Mensch-Roboter-Kollaboration Erster DGUV-zertifizierter Greifer für kollaborative Roboter

Die Fingerhand »Schunk SVH 5« ist laut Hersteller Schunk der weltweit erste DGUV-zertifizierte Greifer für den kollaborativen Betrieb.
Die Fingerhand »Schunk SVH 5« ist laut Hersteller Schunk der weltweit erste DGUV-zertifizierte Greifer für den kollaborativen Betrieb.

Die Fingerhand »Schunk SVH 5« ist laut Hersteller Schunk der weltweit erste Robotergreifer, den die Deutsche Gesetzliche Unfallversicherung DGUV für den kollaborierenden Betrieb zertifiziert und zugelassen hat.

Schunk wertet dies als »entscheidenden Schritt auf dem Weg zur sicheren Mensch-Roboter-Kollaboration«.

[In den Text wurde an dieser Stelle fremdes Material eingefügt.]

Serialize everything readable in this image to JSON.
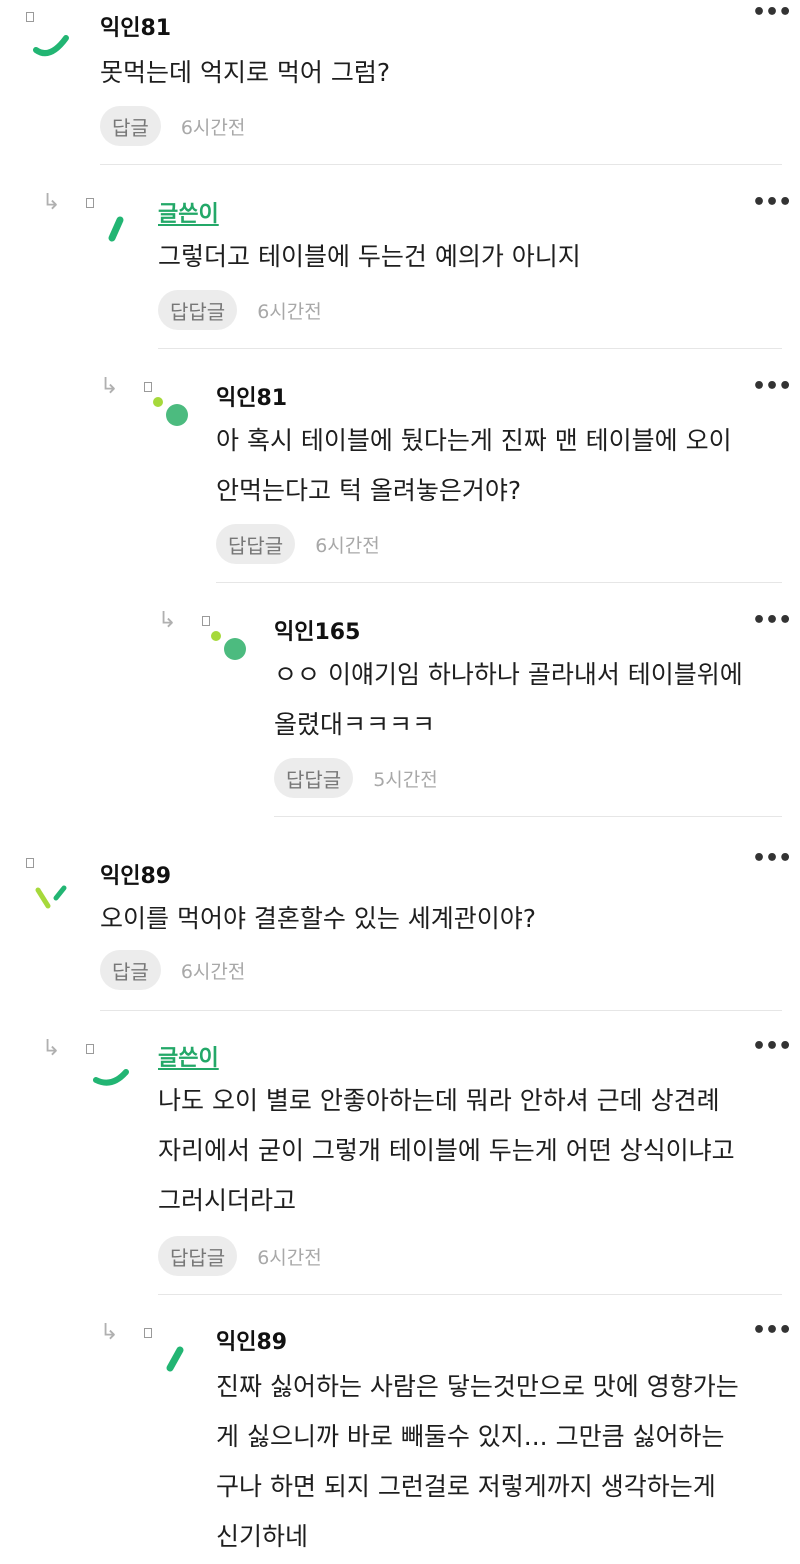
{
  "comments": [
    {
      "author": "익인81",
      "lines": [
        "못먹는데 억지로 먹어 그럼?"
      ],
      "reply_label": "답글",
      "time": "6시간전"
    },
    {
      "author": "글쓴이",
      "lines": [
        "그렇더고 테이블에 두는건 예의가 아니지"
      ],
      "reply_label": "답답글",
      "time": "6시간전"
    },
    {
      "author": "익인81",
      "lines": [
        "아 혹시 테이블에 뒀다는게 진짜 맨 테이블에 오이",
        "안먹는다고 턱 올려놓은거야?"
      ],
      "reply_label": "답답글",
      "time": "6시간전"
    },
    {
      "author": "익인165",
      "lines": [
        "ㅇㅇ 이얘기임 하나하나 골라내서 테이블위에",
        "올렸대ㅋㅋㅋㅋ"
      ],
      "reply_label": "답답글",
      "time": "5시간전"
    },
    {
      "author": "익인89",
      "lines": [
        "오이를 먹어야 결혼할수 있는 세계관이야?"
      ],
      "reply_label": "답글",
      "time": "6시간전"
    },
    {
      "author": "글쓴이",
      "lines": [
        "나도 오이 별로 안좋아하는데 뭐라 안하셔 근데 상견례",
        "자리에서 굳이 그렇개 테이블에 두는게 어떤 상식이냐고",
        "그러시더라고"
      ],
      "reply_label": "답답글",
      "time": "6시간전"
    },
    {
      "author": "익인89",
      "lines": [
        "진짜 싫어하는 사람은 닿는것만으로 맛에 영향가는",
        "게 싫으니까 바로 빼둘수 있지... 그만큼 싫어하는",
        "구나 하면 되지 그런걸로 저렇게까지 생각하는게",
        "신기하네"
      ]
    }
  ],
  "icons": {
    "more": "more-dots-icon",
    "reply": "reply-arrow-icon",
    "avatar": "avatar-image-icon"
  },
  "colors": {
    "op_author": "#23a868",
    "avatar_green": "#22b573",
    "avatar_lime": "#a6d93b",
    "avatar_teal": "#4cbb7f"
  },
  "ui": {
    "more_symbol": "•••",
    "reply_arrow": "↳"
  }
}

Die für Anwendungen in der Assistenz- und Service-Robotik konzipierte mechatronische Greifhand gleicht in Größe, Form und Beweglichkeit ihrem menschlichen Vorbild. Mithilfe von insgesamt neun Antrieben können ihre fünf Finger viele verschiedene Greifoperationen ausführen. Elastische Flächen an den vorderen Fingergliedern halten dabei die gegriffenen Objekte zuverlässig. Außerdem lassen sich zahlreiche Gesten darstellen, was eine visuelle Kommunikation zwischen Mensch und Service-Roboter vereinfacht und die Akzeptanz für den Einsatz zusammen mit Menschen erhöht. Weil die Steuerungs-, Regel- und Leistungselektronik komplett in die Handwurzel integriert ist, lassen sich besonders kompakte Lösungen realisieren. Die Ansteuerung erfolgt über eine RS-485-Schnittstelle. Über definierte mechanische Schnittstellen lässt sich die Greifhand mit marktüblichen Industrie- und Leichtbaurobotern verbinden. Für mobile Anwendungen ist die Energieversorgung auf batteriegerechte 24 V DC ausgelegt.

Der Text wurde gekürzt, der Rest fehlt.